Isu ini dibahas dalam Diskusi Bulanan Korps Mahasiswa Komunikasi (Komako) UGM yang menghadirkan dua pembicara, yaitu Mashita Fandia selaku dosen Departemen Ilmu Komunikasi UGM dan Unggul Sagena selaku Kepala Divisi Akses Informasi SAFEnet (12/08). Diskusi bertajuk “Media Sosial: Penampung Aspirasi/Bumerang Aspirasi?” ini membahas batasan-batasan yang muncul di media sosial serta panduan bermedia sosial dengan aman.

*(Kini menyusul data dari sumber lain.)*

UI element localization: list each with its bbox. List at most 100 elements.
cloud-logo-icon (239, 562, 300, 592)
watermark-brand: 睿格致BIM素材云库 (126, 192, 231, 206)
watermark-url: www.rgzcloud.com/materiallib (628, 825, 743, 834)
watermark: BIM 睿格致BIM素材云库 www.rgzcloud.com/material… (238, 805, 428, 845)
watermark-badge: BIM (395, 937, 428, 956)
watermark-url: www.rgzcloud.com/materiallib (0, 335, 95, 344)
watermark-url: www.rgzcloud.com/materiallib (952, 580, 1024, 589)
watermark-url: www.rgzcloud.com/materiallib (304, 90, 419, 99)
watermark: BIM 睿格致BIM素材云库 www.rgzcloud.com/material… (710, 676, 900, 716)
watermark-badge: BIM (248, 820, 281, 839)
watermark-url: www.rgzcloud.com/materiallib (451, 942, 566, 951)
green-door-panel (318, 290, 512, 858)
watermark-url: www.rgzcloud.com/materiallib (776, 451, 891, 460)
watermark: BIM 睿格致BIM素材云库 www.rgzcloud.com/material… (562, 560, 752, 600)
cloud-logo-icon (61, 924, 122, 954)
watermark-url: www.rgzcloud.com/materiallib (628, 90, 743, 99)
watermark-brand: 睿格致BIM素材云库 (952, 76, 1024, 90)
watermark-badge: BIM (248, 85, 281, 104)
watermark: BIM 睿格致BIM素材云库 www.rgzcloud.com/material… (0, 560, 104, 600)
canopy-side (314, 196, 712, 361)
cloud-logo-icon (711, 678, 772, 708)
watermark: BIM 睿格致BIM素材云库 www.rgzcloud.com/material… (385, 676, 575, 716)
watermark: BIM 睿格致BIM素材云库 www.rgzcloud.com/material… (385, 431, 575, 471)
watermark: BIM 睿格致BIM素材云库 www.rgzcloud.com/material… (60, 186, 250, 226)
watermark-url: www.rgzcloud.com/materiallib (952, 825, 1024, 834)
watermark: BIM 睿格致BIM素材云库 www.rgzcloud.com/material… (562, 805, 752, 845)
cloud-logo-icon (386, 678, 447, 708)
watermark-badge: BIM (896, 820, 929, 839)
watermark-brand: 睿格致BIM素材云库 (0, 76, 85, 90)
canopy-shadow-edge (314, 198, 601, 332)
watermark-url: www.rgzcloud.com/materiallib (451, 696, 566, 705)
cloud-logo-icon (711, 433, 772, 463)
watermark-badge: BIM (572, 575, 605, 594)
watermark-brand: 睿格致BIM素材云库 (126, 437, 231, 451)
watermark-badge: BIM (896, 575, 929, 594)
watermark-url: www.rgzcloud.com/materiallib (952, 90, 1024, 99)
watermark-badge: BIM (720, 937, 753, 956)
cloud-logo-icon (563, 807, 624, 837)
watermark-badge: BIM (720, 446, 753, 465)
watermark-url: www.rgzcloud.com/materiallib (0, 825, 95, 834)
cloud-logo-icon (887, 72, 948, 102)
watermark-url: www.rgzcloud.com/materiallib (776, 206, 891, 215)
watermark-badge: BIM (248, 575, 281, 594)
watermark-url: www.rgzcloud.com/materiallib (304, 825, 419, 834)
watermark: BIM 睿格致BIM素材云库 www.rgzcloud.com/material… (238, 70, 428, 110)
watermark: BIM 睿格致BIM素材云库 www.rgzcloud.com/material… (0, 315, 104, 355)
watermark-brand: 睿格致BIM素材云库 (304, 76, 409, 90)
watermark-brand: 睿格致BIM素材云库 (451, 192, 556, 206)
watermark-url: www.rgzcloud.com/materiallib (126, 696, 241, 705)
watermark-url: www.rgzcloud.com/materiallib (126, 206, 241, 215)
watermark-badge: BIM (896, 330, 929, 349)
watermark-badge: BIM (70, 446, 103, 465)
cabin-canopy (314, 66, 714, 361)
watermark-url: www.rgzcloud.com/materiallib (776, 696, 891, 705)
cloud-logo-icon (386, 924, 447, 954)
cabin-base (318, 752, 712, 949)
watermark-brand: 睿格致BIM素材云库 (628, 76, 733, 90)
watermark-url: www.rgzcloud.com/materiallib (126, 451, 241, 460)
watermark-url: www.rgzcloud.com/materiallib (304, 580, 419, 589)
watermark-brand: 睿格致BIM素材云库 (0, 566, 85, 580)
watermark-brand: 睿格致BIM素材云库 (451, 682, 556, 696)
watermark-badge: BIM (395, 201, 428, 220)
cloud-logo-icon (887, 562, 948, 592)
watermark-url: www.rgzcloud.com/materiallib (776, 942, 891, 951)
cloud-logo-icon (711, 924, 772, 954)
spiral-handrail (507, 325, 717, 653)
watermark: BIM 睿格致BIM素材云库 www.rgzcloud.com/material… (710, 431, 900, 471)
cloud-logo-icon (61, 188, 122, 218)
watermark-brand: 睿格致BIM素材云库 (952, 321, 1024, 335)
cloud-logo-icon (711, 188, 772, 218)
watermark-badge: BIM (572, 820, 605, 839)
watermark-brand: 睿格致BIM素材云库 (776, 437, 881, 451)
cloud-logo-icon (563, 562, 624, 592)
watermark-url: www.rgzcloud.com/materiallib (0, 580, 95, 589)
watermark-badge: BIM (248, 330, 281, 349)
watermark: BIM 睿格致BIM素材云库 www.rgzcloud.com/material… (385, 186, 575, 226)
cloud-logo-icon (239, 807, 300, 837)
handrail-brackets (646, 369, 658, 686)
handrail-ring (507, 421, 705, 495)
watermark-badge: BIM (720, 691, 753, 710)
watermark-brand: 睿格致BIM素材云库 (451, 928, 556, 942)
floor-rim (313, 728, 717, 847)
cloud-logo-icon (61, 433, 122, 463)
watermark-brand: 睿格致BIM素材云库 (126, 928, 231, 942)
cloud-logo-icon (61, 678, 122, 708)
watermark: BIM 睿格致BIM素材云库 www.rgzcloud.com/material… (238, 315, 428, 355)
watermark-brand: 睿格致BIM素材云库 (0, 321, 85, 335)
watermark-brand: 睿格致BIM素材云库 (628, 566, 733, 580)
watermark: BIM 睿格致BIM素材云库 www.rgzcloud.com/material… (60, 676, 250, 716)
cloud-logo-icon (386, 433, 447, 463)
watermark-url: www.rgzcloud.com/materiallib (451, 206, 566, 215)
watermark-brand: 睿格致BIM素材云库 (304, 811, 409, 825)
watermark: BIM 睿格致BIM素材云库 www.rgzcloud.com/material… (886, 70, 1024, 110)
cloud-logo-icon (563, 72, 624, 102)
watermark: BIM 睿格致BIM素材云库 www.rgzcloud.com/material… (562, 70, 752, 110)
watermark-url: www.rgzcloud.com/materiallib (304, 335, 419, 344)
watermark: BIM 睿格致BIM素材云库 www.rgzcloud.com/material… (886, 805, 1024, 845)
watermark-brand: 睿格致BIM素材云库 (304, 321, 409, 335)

Mashita menjelaskan bahwa risetnya selama dua tahun terakhir mengenai interaksi kaum muda dengan media sosial menunjukkan hampir seluruh informan pada awalnya memiliki mindset media sosial menawarkan kebebasan berkespresi secara penuh tanpa ada batasan. Ternyata, beberapa pembatasan muncul ketika menggunakan media sosial, baik disadari maupun tidak. Pembatasan di media sosial berupa pengawasan yang bisa dilakukan oleh siapa saja, bahkan oleh sesama pengguna media sosial.

“Salah satu wujudnya adalah ketika orang ingin mengunggah post di Instagram dan banyak pertimbangan, misalnya penilaian orang lain. Atau ketika orang memilih-milih platform, misalnya Twitter untuk mengkritik sementara Instagram untuk senang-senang saja. Tanpa disadari, hal tersebut menunjukkan adanya standar yang membatasi kita di media sosial,” kata Mashita.

Terkait persoalan hukum, Mashita menyampaikan bahwa kenyataannya teknologi selalu lebih cepat daripada regulasi yang mengatur. Misalnya, Undang-Undang Informasi dan Transaksi Elektronik (UU ITE) di Indonesia masih problematis, padahal perkembangan teknologi dan media sudah semakin pesat. Selain itu, aparat penegak hukum di Indonesia memiliki penerjemahan yang berbeda-beda tentang penegakan dan implementasi UU tersebut. Hal tersebut masih menjadi permasalahan terkait kebebasan dan batasan dalam bermedia sosial.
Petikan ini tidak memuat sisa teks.